Grace in Christianity is “the free and unmerited favour of God as manifested in the salvation of sinners and the bestowing of blessings”. This was not a name chosen at random for Grace, the person did not bestow blessings, in some ways the reverse but maybe she loved in here own way. Certainly Norah saw the “smoothness and elegance of movement” that forms another meaning of Grace. And Norah “derived from the Latin word Honor (with that meaning)” Was she honourable? Not really, her attitudes to Rose and to her mother was less than honourable. I think the names were carefully chosen.

Now the bit that I confess to being very self-indulgent, and not easy to make meaningful to someone who wants to know whether to read this book. So I will tell you straight out now, yes you should read this book, I think it will become a classic both in style and in plot.

When I had reached the end of the book, I was so angry, “how dare she write about my feelings like that? What did she know of my guilt? How could she expose all those things I had bottled up? She had pulled the stopper, and they were all around me again. How dare she! But maybe she did know me. Not in the flesh, but in the world of tortured souls, maybe I was not the only one.
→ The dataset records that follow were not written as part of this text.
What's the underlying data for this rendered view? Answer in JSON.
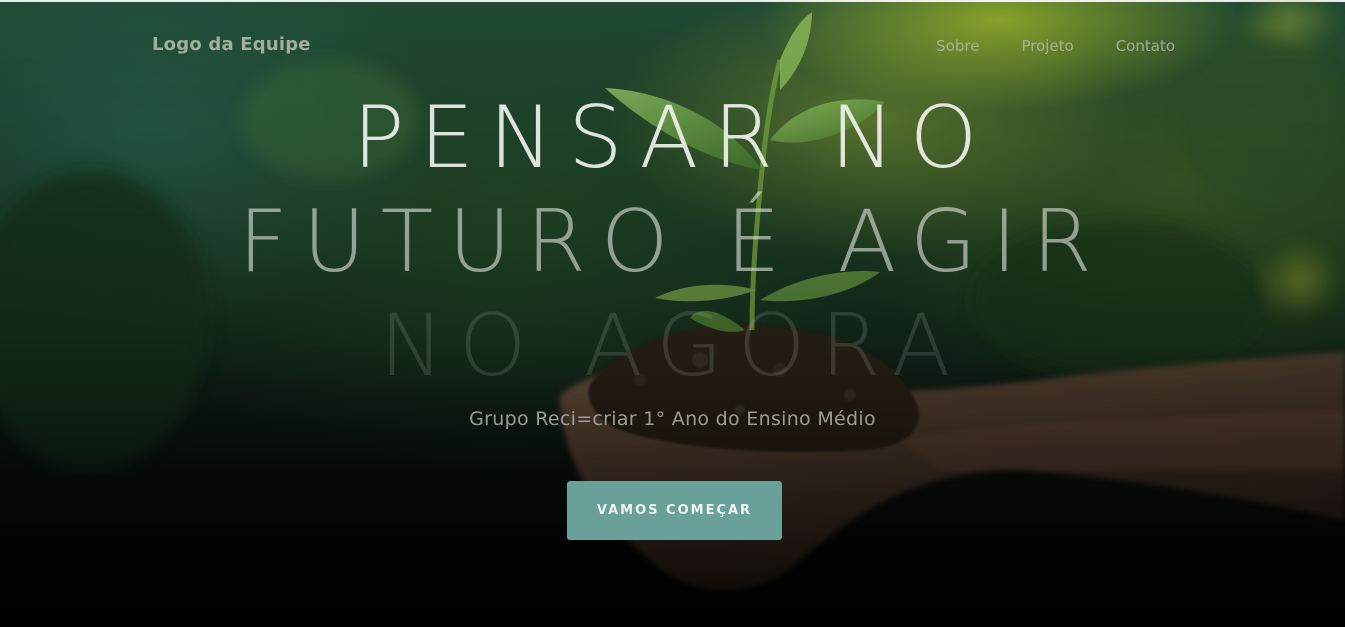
{
  "header": {
    "logo": "Logo da Equipe",
    "nav": [
      {
        "label": "Sobre"
      },
      {
        "label": "Projeto"
      },
      {
        "label": "Contato"
      }
    ]
  },
  "hero": {
    "headline_lines": [
      "PENSAR NO",
      "FUTURO É AGIR",
      "NO AGORA"
    ],
    "subtitle": "Grupo Reci=criar 1° Ano do Ensino Médio",
    "cta_label": "VAMOS COMEÇAR"
  },
  "colors": {
    "accent": "#69a09a",
    "background_dark": "#030404",
    "foliage_green": "#1f4a35"
  }
}
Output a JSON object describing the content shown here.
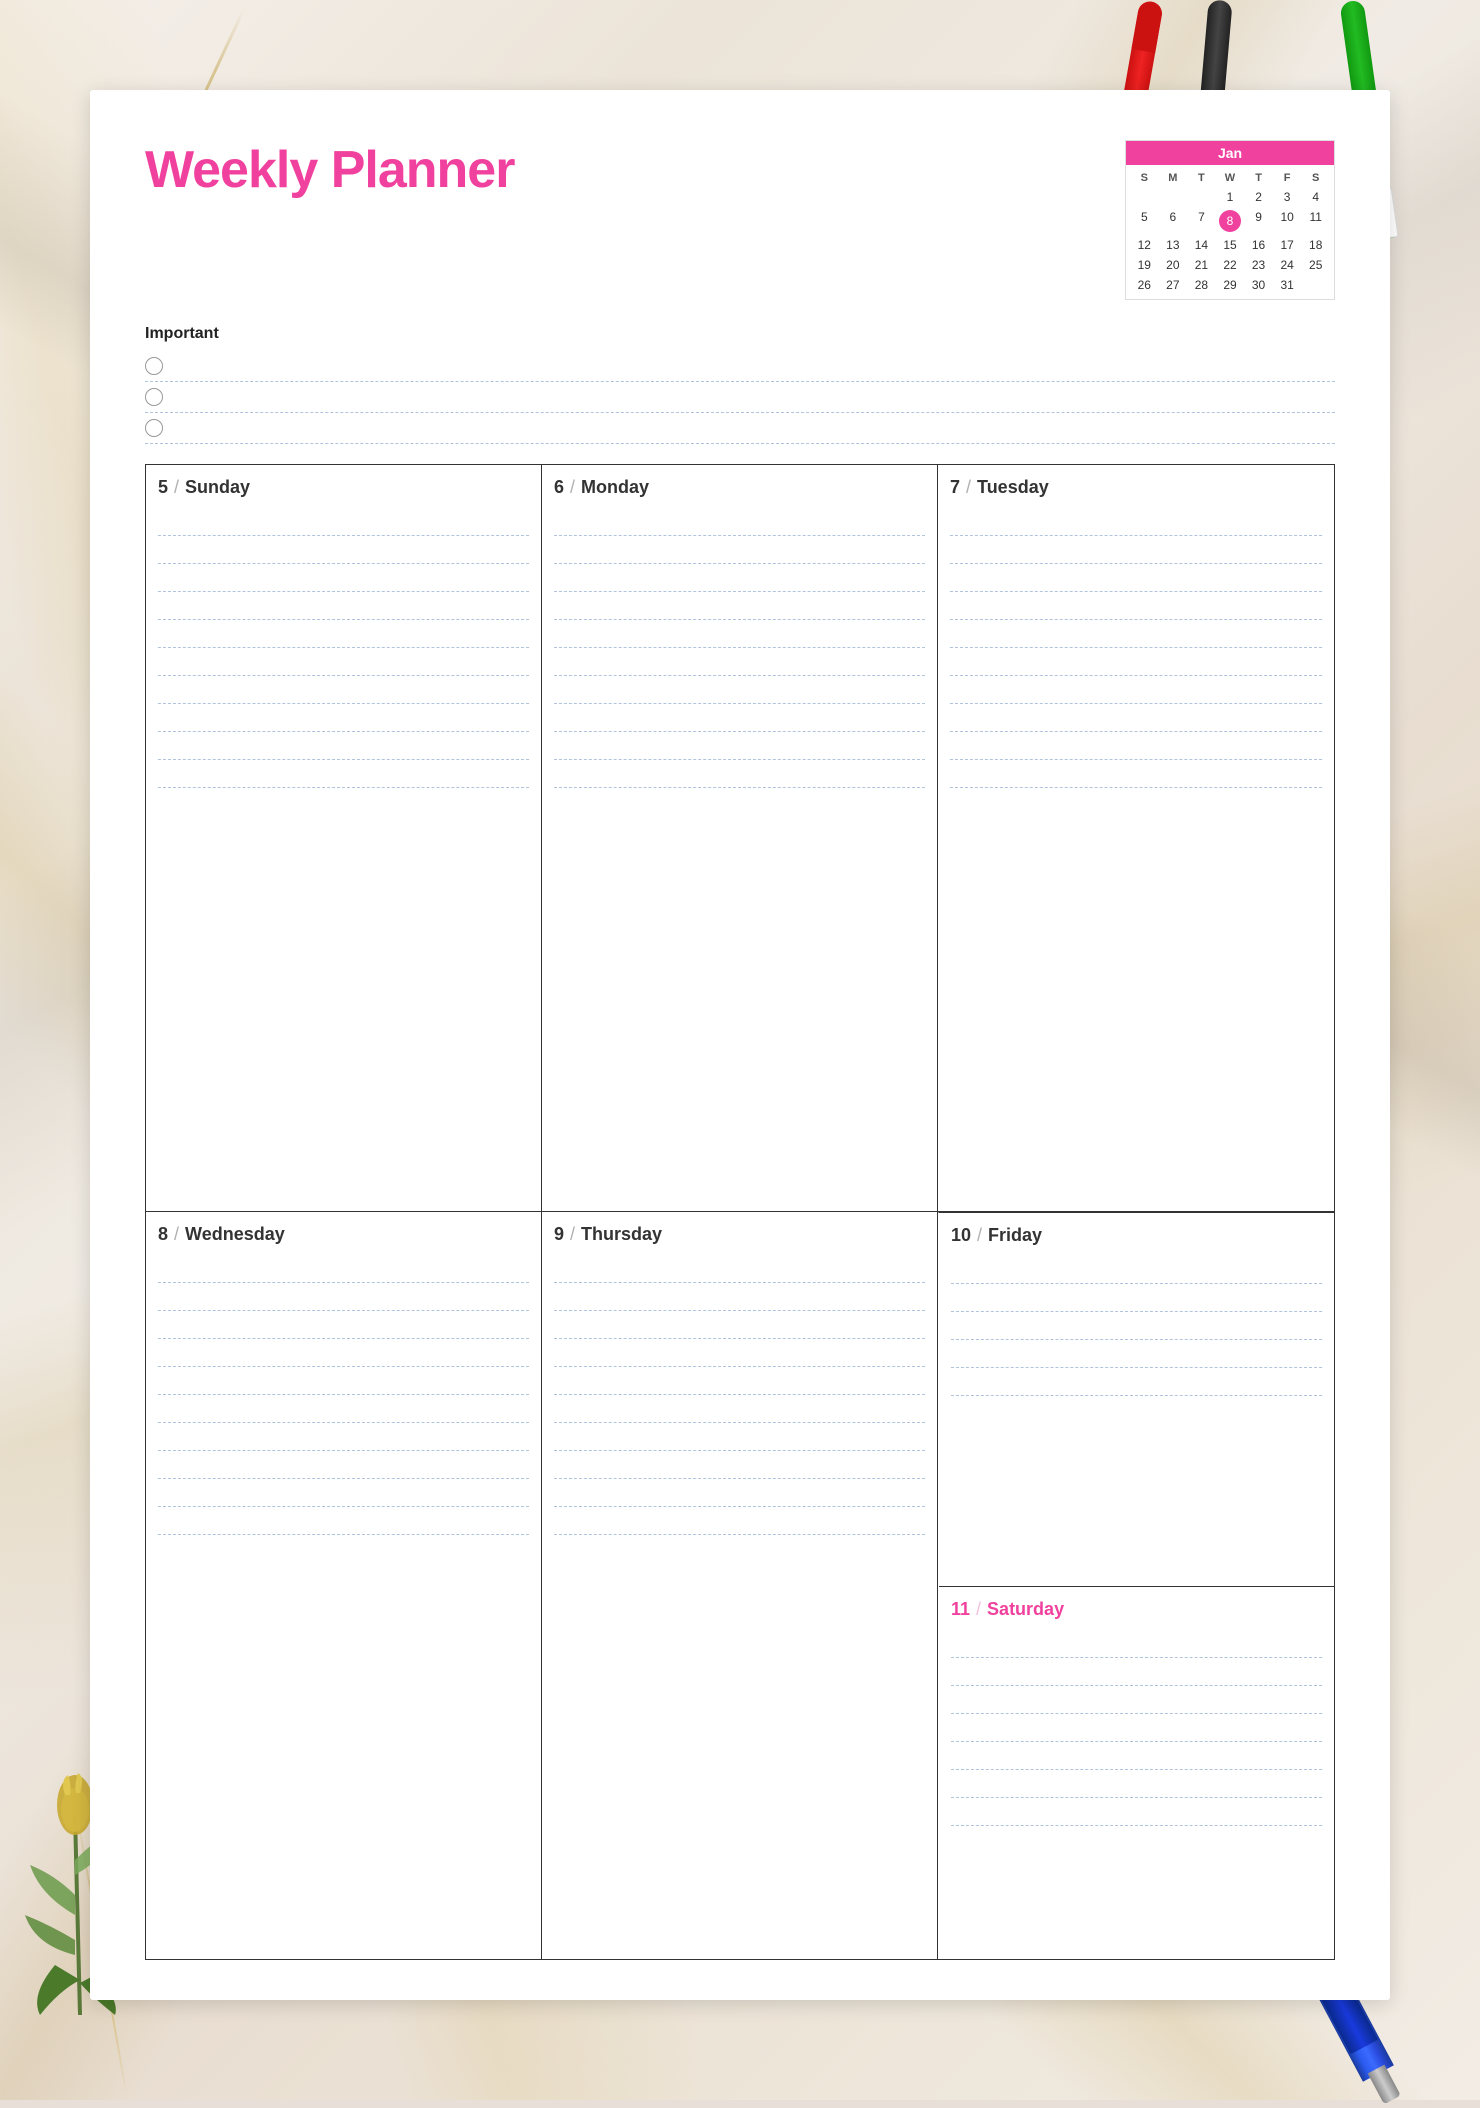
{
  "page": {
    "title": "Weekly Planner",
    "background_color": "#f0ece5"
  },
  "calendar": {
    "month": "Jan",
    "headers": [
      "S",
      "M",
      "T",
      "W",
      "T",
      "F",
      "S"
    ],
    "weeks": [
      [
        "",
        "",
        "",
        "1",
        "2",
        "3",
        "4"
      ],
      [
        "5",
        "6",
        "7",
        "8",
        "9",
        "10",
        "11"
      ],
      [
        "12",
        "13",
        "14",
        "15",
        "16",
        "17",
        "18"
      ],
      [
        "19",
        "20",
        "21",
        "22",
        "23",
        "24",
        "25"
      ],
      [
        "26",
        "27",
        "28",
        "29",
        "30",
        "31",
        ""
      ]
    ],
    "today": "8"
  },
  "important": {
    "label": "Important",
    "items": [
      "",
      "",
      ""
    ]
  },
  "days": [
    {
      "number": "5",
      "name": "Sunday",
      "special": false
    },
    {
      "number": "6",
      "name": "Monday",
      "special": false
    },
    {
      "number": "7",
      "name": "Tuesday",
      "special": false
    },
    {
      "number": "8",
      "name": "Wednesday",
      "special": false
    },
    {
      "number": "9",
      "name": "Thursday",
      "special": false
    },
    {
      "number": "10",
      "name": "Friday",
      "special": false
    },
    {
      "number": "11",
      "name": "Saturday",
      "special": true
    }
  ],
  "slash": "/",
  "lines_per_day": 10,
  "lines_per_friday": 5,
  "lines_per_saturday": 7
}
Should you tell the truth about how you feel? But then you pass your demon on like a virus, you are no better, but now it has spread. And now your confidante must think less of you, you were not particularly worthy before, but now you are worthless, or so you think. Maybe Norah thought like that.

Of course this holding back does not do a person any good, but to tell is not an option. “I want you to know, but I don’t want to be the one to tell you”. Can we get from Depression to Acceptance without it, and is Acceptance only the gateway to more self-loathing?

So here we are getting to the end of the page, if you have read this far, I admire your perseverance, and I will not burden you with much more. What have we learned? That “Days of Grace” is a good book. That it has real insights, that it provoked a very powerful reaction in me. Also that everyone in our group liked it. I have avoided the word enjoy, because I believe that there was little joy in the characters. Unrequited love, physical love, requited love, love of God. All you need is love, as the poet JL said …. ah but which love? We only have one word, but we need many more to express ourselves.

Maybe we have also learned that Tanya is some crazy girl! .... Yes, but you should have met her before!